When it comes to storing Oristo, we recommend that it be laid down, and not stood up. The reason for this is because when stood up, the likelihood of Oristo falling down is much higher since the only point of support is the small surface area of the bottom of the handle. If dropped, whether on the countertop, or onto the floor, Oristo, being constructed of stainless steel, may damage the point of impact, and also, depending on where it is dropped, may scratch as well.
We’ve designed the handle of Oristo, to have an ever-so-slightly tapered end, so that when laid on its side, allows for greater surface area to be in contact with the flat surface of your countertop. Of course, if you have a generic stand that is designed to support a double-edge safety razor, Oristo will play nice with it as well!
As you may have noticed, we included ten blades; two packs of five, from different manufacturers. We did this because we wanted to give you a good idea over your first few months, what different blades feel like. Both the Astra and the Shark blades are quite ubiquitous amongst the knowledgeable wet-shaving community but are however, ‘rated’ differently.

Other Stuff

As with all things regarding the sense of touch, blade interpretation and choice are completely subjective, and, as a result, do not have a right or wrong answer; just your personal preference.
In a few sources we investigated though, the Astra blade is rated as ‘Very Sharp’, and the Shark blade is rated as ‘Very Smooth’. Again, you may personally disagree with these titles, but just know this: the net result with both blades should be identical, meaning, you should be achieving the same level of shave-smoothness at the end of shaving with either blade. The difference really, is how you feel while shaving; some blades, depending on your sensitivity or skin type, may feel more aggressive than others. Eric prefers a super smooth feel, while I, Maurice, prefer the more aggressive scraping sensation of a more aggressive blade while shaving.
Regardless, we highly recommend ordering blades online as opposed to going to your local pharmacy or drug store. However, even if you do choose to go in-store to purchase your blades, rest easy knowing that your decision to use Oristo will always result in a significant cost savings versus purchasing disposables and cartridges. We, at Stashed & Found, always purchase our blades from Amazon.
When it comes to shave-prep and aftershave products, the opinions run the gamut of complexity and cost. As we mentioned in the ‘Getting Started’ video, the whole point of a pre-shave is to soften the hair as much as possible prior to putting blade-to-skin.
Neither Eric nor I, ever use a dedicated shaving cream.

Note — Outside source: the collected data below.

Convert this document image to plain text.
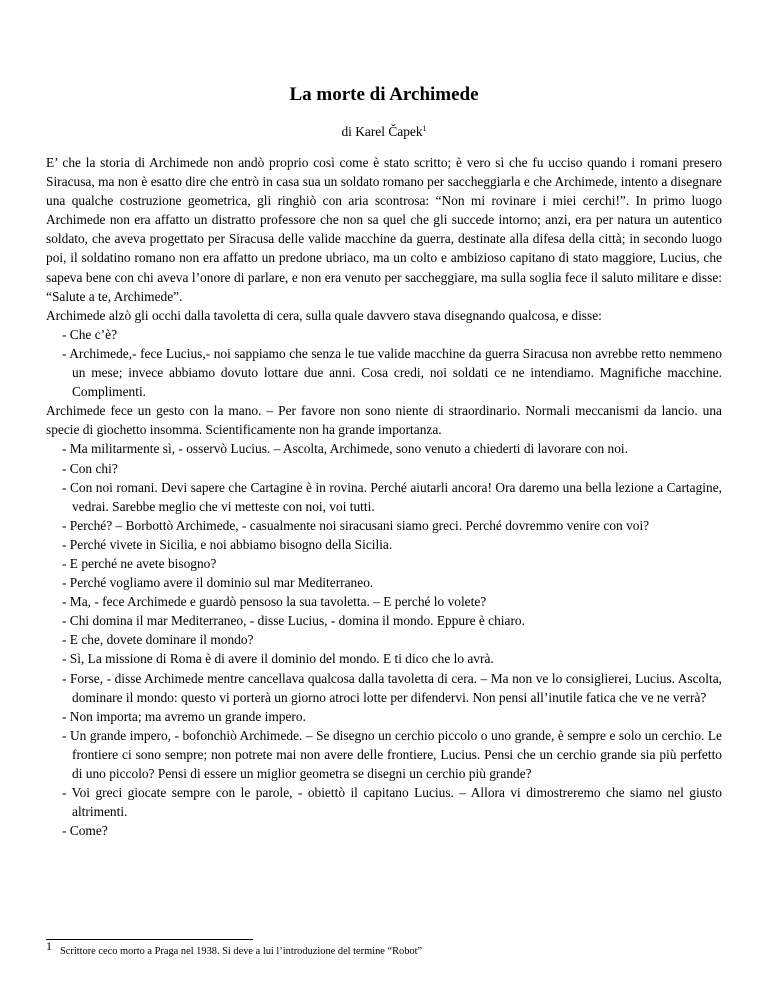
La morte di Archimede
di Karel Čapek$^1$

E’ che la storia di Archimede non andò proprio così come è stato scritto; è vero sì che fu ucciso quando i romani presero Siracusa, ma non è esatto dire che entrò in casa sua un soldato romano per saccheggiarla e che Archimede, intento a disegnare una qualche costruzione geometrica, gli ringhiò con aria scontrosa: “Non mi rovinare i miei cerchi!”. In primo luogo Archimede non era affatto un distratto professore che non sa quel che gli succede intorno; anzi, era per natura un autentico soldato, che aveva progettato per Siracusa delle valide macchine da guerra, destinate alla difesa della città; in secondo luogo poi, il soldatino romano non era affatto un predone ubriaco, ma un colto e ambizioso capitano di stato maggiore, Lucius, che sapeva bene con chi aveva l’onore di parlare, e non era venuto per saccheggiare, ma sulla soglia fece il saluto militare e disse: “Salute a te, Archimede”.

Archimede alzò gli occhi dalla tavoletta di cera, sulla quale davvero stava disegnando qualcosa, e disse:

- Che c’è?
- Archimede,- fece Lucius,- noi sappiamo che senza le tue valide macchine da guerra Siracusa non avrebbe retto nemmeno un mese; invece abbiamo dovuto lottare due anni. Cosa credi, noi soldati ce ne intendiamo. Magnifiche macchine. Complimenti.

Archimede fece un gesto con la mano. – Per favore non sono niente di straordinario. Normali meccanismi da lancio. una specie di giochetto insomma. Scientificamente non ha grande importanza.

- Ma militarmente sì, - osservò Lucius. – Ascolta, Archimede, sono venuto a chiederti di lavorare con noi.
- Con chi?
- Con noi romani. Devi sapere che Cartagine è in rovina. Perché aiutarli ancora! Ora daremo una bella lezione a Cartagine, vedrai. Sarebbe meglio che vi metteste con noi, voi tutti.
- Perché? – Borbottò Archimede, - casualmente noi siracusani siamo greci. Perché dovremmo venire con voi?
- Perché vivete in Sicilia, e noi abbiamo bisogno della Sicilia.
- E perché ne avete bisogno?
- Perché vogliamo avere il dominio sul mar Mediterraneo.
- Ma, - fece Archimede e guardò pensoso la sua tavoletta. – E perché lo volete?
- Chi domina il mar Mediterraneo, - disse Lucius, - domina il mondo. Eppure è chiaro.
- E che, dovete dominare il mondo?
- Sì, La missione di Roma è di avere il dominio del mondo. E ti dico che lo avrà.
- Forse, - disse Archimede mentre cancellava qualcosa dalla tavoletta di cera. – Ma non ve lo consiglierei, Lucius. Ascolta, dominare il mondo: questo vi porterà un giorno atroci lotte per difendervi. Non pensi all’inutile fatica che ve ne verrà?
- Non importa; ma avremo un grande impero.
- Un grande impero, - bofonchiò Archimede. – Se disegno un cerchio piccolo o uno grande, è sempre e solo un cerchio. Le frontiere ci sono sempre; non potrete mai non avere delle frontiere, Lucius. Pensi che un cerchio grande sia più perfetto di uno piccolo? Pensi di essere un miglior geometra se disegni un cerchio più grande?
- Voi greci giocate sempre con le parole, - obiettò il capitano Lucius. – Allora vi dimostreremo che siamo nel giusto altrimenti.
- Come?
1 Scrittore ceco morto a Praga nel 1938. Si deve a lui l’introduzione del termine “Robot”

I shave every day while I’m washing my face. I simply wet my face, and proceed with using my face wash soap, and just shave before rinsing it off. Eric on the other hand, uses absolutely nothing, but warm/hot water while he’s showering. He showers just like normal, and saves shaving for the very end, when his beard and moustache has been hit with the water from the shower head and continually softened from the consistent steam over the course of the five-minute shower prior to shaving.

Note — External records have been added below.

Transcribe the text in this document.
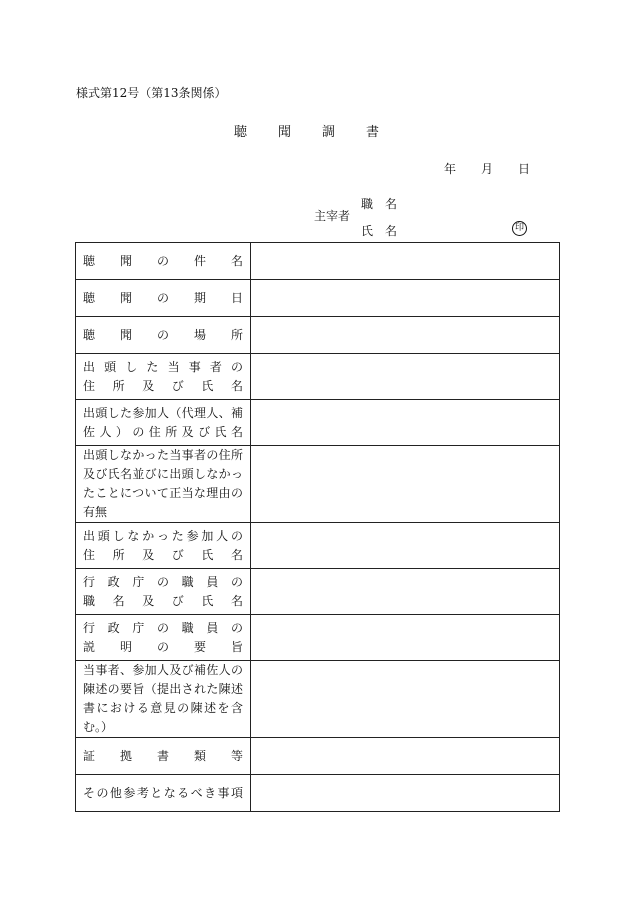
様式第12号（第13条関係）
聴聞調書
年 月 日
主宰者
職名
氏名	印
聴聞の件名	

聴聞の期日	

聴聞の場所	

出頭した当事者の
住所及び氏名	

出頭した参加人（代理人、補
佐人）の住所及び氏名	

出頭しなかった当事者の住所
及び氏名並びに出頭しなかっ
たことについて正当な理由の
有無	

出頭しなかった参加人の
住所及び氏名	

行政庁の職員の
職名及び氏名	

行政庁の職員の
説明の要旨	

当事者、参加人及び補佐人の
陳述の要旨（提出された陳述
書における意見の陳述を含
む。）	

証拠書類等	

その他参考となるべき事項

When it comes to aftershave, the opinions are all over the place. It comes down to a certain level of experimentation, but moreso, what you’re already used to doing after using your cartridge and disposables. One thing we can confidently say though, is that more often than not, razor-burn and other forms of irritation will be significantly reduced once you switch to using double edge safety razors like Oristo because skin irritation is often caused by multiple blades. Those cartridge and disposables with four blades often snag and pull hair, and scrape more skin with each pass.